Trois précautions concrètes, avant la mise en service :
- Posez la question explicitement à votre fournisseur : le relevé lié à la déclaration sera-t-il traité comme un relevé de clôture ? Une réponse écrite vaut mieux qu'une supposition.
- Choisissez le moment si vous le pouvez. Un cycle soldé au sortir de l'hiver — quand le surplus accumulé est au plus bas — ne coûte presque rien ; le même relevé en fin d'été peut effacer tout le surplus de la saison.
- Vérifiez le décompte suivant : si un décompte intermédiaire inattendu apparaît, contestez-le auprès du fournisseur sans attendre le décompte annuel.
L'association de prosumers BeProsumer tient une fiche de référence sur l'ensemble des événements qui peuvent perturber un cycle — changement de fournisseur ou de tarif, modification de l'installation électrique ou photovoltaïque, remplacement ou vérification du compteur, déménagement, déclaration d'une batterie — utile avant toute démarche qui touche à votre compteur.
Ce qui change le 1ᵉʳ janvier 2031
À cette date, la mécanique décrite ci-dessus cesse de s'appliquer, pour tout le monde.

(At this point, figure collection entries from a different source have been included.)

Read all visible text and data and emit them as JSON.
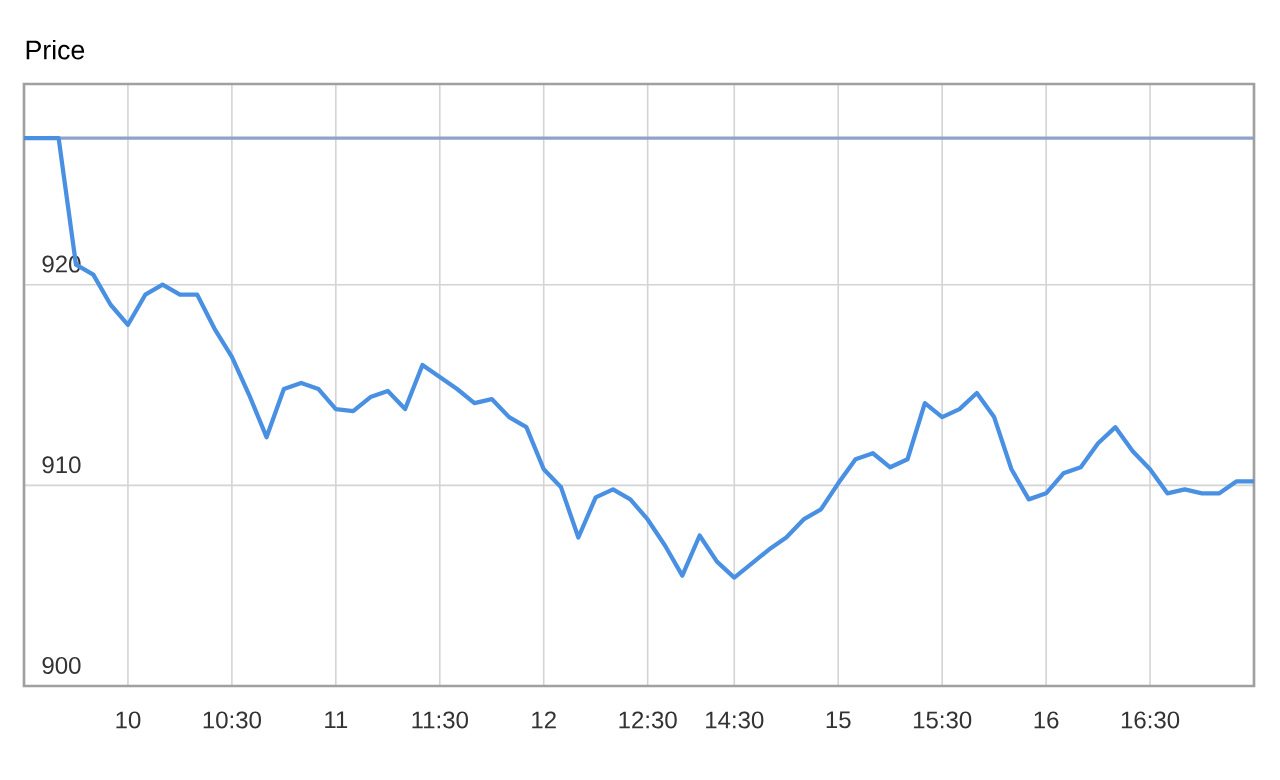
{
  "chart_data": {
    "type": "line",
    "ylabel": "Price",
    "categories": [
      null,
      null,
      null,
      null,
      null,
      null,
      "10",
      null,
      null,
      null,
      null,
      null,
      "10:30",
      null,
      null,
      null,
      null,
      null,
      "11",
      null,
      null,
      null,
      null,
      null,
      "11:30",
      null,
      null,
      null,
      null,
      null,
      "12",
      null,
      null,
      null,
      null,
      null,
      "12:30",
      null,
      null,
      null,
      null,
      "14:30",
      null,
      null,
      null,
      null,
      null,
      "15",
      null,
      null,
      null,
      null,
      null,
      "15:30",
      null,
      null,
      null,
      null,
      null,
      "16",
      null,
      null,
      null,
      null,
      null,
      "16:30",
      null,
      null,
      null,
      null,
      null,
      null
    ],
    "series": [
      {
        "color": "#4a90e2",
        "values": [
          927.3,
          927.3,
          927.3,
          921,
          920.5,
          919,
          918,
          919.5,
          920,
          919.5,
          919.5,
          917.8,
          916.4,
          914.5,
          912.4,
          914.8,
          915.1,
          914.8,
          913.8,
          913.7,
          914.4,
          914.7,
          913.8,
          916,
          915.4,
          914.8,
          914.1,
          914.3,
          913.4,
          912.9,
          910.8,
          909.9,
          907.4,
          909.4,
          909.8,
          909.3,
          908.3,
          907,
          905.5,
          907.5,
          906.2,
          905.4,
          906.1,
          906.8,
          907.4,
          908.3,
          908.8,
          910.1,
          911.3,
          911.6,
          910.9,
          911.3,
          914.1,
          913.4,
          913.8,
          914.6,
          913.4,
          910.8,
          909.3,
          909.6,
          910.6,
          910.9,
          912.1,
          912.9,
          911.7,
          910.8,
          909.6,
          909.8,
          909.6,
          909.6,
          910.2,
          910.2
        ]
      }
    ],
    "ylim": [
      900,
      930
    ],
    "yticks": [
      900,
      910,
      920
    ],
    "ref_lines": [
      {
        "axis": "y",
        "value": 927.3,
        "color": "#8fa3c8"
      }
    ],
    "grid": true
  }
}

| Sous compensation | Après | |
|---|---|---|
| Ce qui est facturé | La différence sur la période | Le prélèvement, intégralement |
| Valeur d'un kWh injecté | Celle d'un kWh prélevé — le prix du détail | Le tarif de rachat du fournisseur, quelques centimes |
| Importance de l'heure | Aucune | Décisive |
| Usage du réseau | Couvert par le tarif prosumer | Facturé sur chaque kWh prélevé |
Le basculement n'est pas progressif : c'est une falaise. Les installations certifiées avant 2024 passent d'un régime à l'autre du jour au lendemain. C'est ce qui rend l'autoconsommation — consommer sa production au moment où elle est produite — décisive après 2030, alors qu'elle est aujourd'hui secondaire pour qui bénéficie encore de la compensation.
👉 Ce que change 2031, en chiffres
Trois choses à retenir
- La compensation est une soustraction comptable, pas un stockage. Le réseau ne garde rien pour vous ; il enregistre une différence.
- Un surplus non consommé à la clôture du cycle est perdu. Connaître sa date de clôture a une valeur.
- Un compteur communicant ne fait pas perdre la compensation. Il rend seulement visibles deux flux qui étaient auparavant confondus dans un seul index.
Sources
- CWaPE — Puis-je continuer à bénéficier du principe de compensation avec un compteur communicant ?
- CWaPE — Les tarifs prosumer
- Région wallonne — Panneaux photovoltaïques : fin du compteur qui tourne à l'envers
- ORES — Produire son énergie, questions fréquentes
La date de clôture de votre cycle de facturation et votre tarif de rachat d'injection figurent sur votre contrat de fourniture : ce sont les deux informations à aller chercher après avoir lu cette page.